“As a mother I never want to see a child paralyzed in her mother’s arms … We can prevent this disease with just two drops of polio vaccine.”
Afghanistan is one of the last countries in the world where polio is endemic. Rahima Ahmadi, a polio vaccination coordinator in Mazar-e-Sharif, has dedicated much of her life to seeing Afghanistan polio-free.
For the past 15 years Rahima has worked in the Child Promotion Unit of the Provincial Health Department, with the World Health Organization (WHO), to carry out the country’s polio vaccination programme. Beginning as a volunteer, she was later employed as a supervisor and today is a programme coordinator.
She and her team visit home-by-home, street-by-street, to ensure all children are immunized.
The United Nations Children’s Fund (UNICEF) works with WHO and the Afghan authorities in the polio vaccination drive.
Rahima's story. In her own words.
I am Rahima Ahmadi, a pharmacist in Public Health. In addition I am a coordinator in a police district in Mazar-e-Sharif city.
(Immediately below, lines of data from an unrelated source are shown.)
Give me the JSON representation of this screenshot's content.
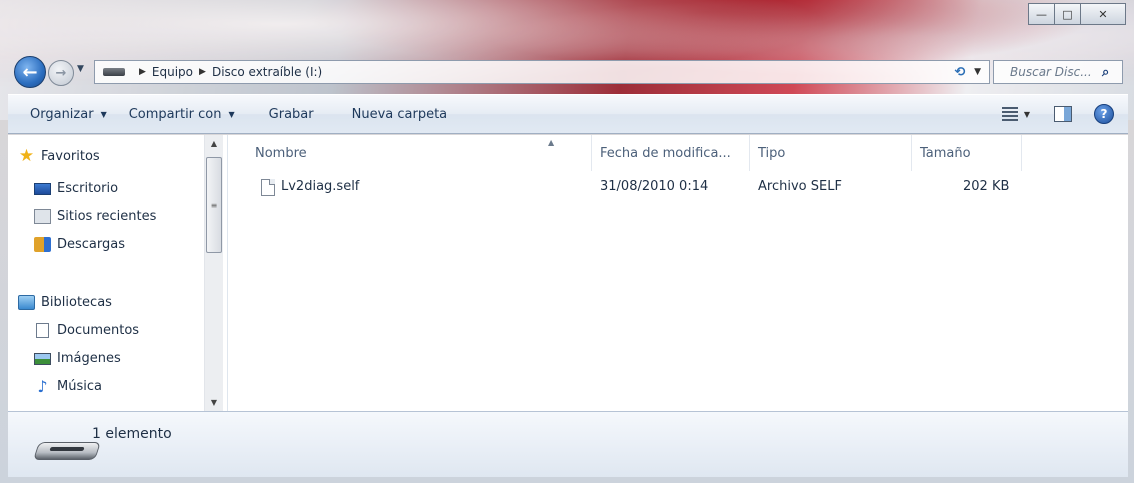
{
  "window": {
    "caption_buttons": {
      "minimize": "—",
      "maximize": "□",
      "close": "✕"
    }
  },
  "address_bar": {
    "crumbs": [
      "Equipo",
      "Disco extraíble (I:)"
    ]
  },
  "search": {
    "placeholder": "Buscar Disc..."
  },
  "toolbar": {
    "organize": "Organizar",
    "share": "Compartir con",
    "burn": "Grabar",
    "new_folder": "Nueva carpeta"
  },
  "nav_pane": {
    "favorites": "Favoritos",
    "favorites_items": [
      "Escritorio",
      "Sitios recientes",
      "Descargas"
    ],
    "libraries": "Bibliotecas",
    "library_items": [
      "Documentos",
      "Imágenes",
      "Música"
    ]
  },
  "columns": {
    "name": "Nombre",
    "modified": "Fecha de modifica...",
    "type": "Tipo",
    "size": "Tamaño"
  },
  "files": [
    {
      "name": "Lv2diag.self",
      "modified": "31/08/2010 0:14",
      "type": "Archivo SELF",
      "size": "202 KB"
    }
  ],
  "status": {
    "item_count": "1 elemento"
  },
  "icons": {
    "back": "back-arrow-icon",
    "forward": "forward-arrow-icon",
    "search": "search-icon",
    "favorites": "star-icon",
    "help": "help-icon"
  }
}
I have been working on the eradication of polio with the Public Health department, the United Nations Children’s Fund (UNICEF) and the World Health Organization (WHO).
I have been working as a coordinator for 15 years. As a mother, I never want to see a child paralyzed in her mother’s arms. By eradicating polio, we can serve children, especially those who are under 5 years of age.
I worked for about 15 years as a volunteer in Mazar-e-Sharif and later as a supervisor. Then, based on merit, MRT and WHO assigned me to be a coordinator.
In each campaign we vaccinate between 7,000 and 8,000 children. They are vaccinated four times and sometimes five times a year. Polio is a wild killer virus that can paralyze a child. When a child is affected by polio, then 200 children in his or her area could be affected.
We can prevent this disease with two drops of polio vaccine. This vaccine has a very strong antibody and can prevent children under 5 years of age from getting polio. This vaccine is very important for children under 5 years.
One of the problems we have is lack of awareness about vaccinations. A number of families don’t know about the vaccine. In a number of places, due to the level of insecurity, children can’t receive the vaccine and it is difficult for me and colleagues to go there.
I hope by listening to my interview people can understand the importance of the polio vaccine and that they should not deprive their children of it. We have a problem with our people. We have many needy people. Our volunteers are enthusiastic, but when they go to people’s houses four times a year sometimes the reaction is: ‘What should we do with your vaccine? We need food, give us clothes for our children!’ We can’t satisfy these families. The vaccine is more important than food and clothes.
I hope the audience listening to my interview understands the importance of two drop of polio vaccine. These two drop of vaccine can eradicate polio in the world.
WHO and UNICEF are helping us in this regard. Five or 10 days in advance of each campaign, they train our volunteers. UNICEF, WHO and MRT are also giving us the materials and supplies we need.
I wish for a secure Afghanistan – to reach the children under 5 years of age and give them these two drops of polio vaccine. I expect my people to help. I hope the UN can help us in regards to the security of the country, in order to give our volunteers a chance to reach children who need this vaccine.
I congratulate the UN and all its members on its 70th anniversary. I have been working for the past 15 years with WHO and UNICEF. I have good memories of their real and honest humanitarian work and services to the people. I am thankful for their work.
Strong UN. Strong Afghanistan.
The UN in Afghanistan celebrates its partnership with Afghans who are making a difference for a strong Afghanistan.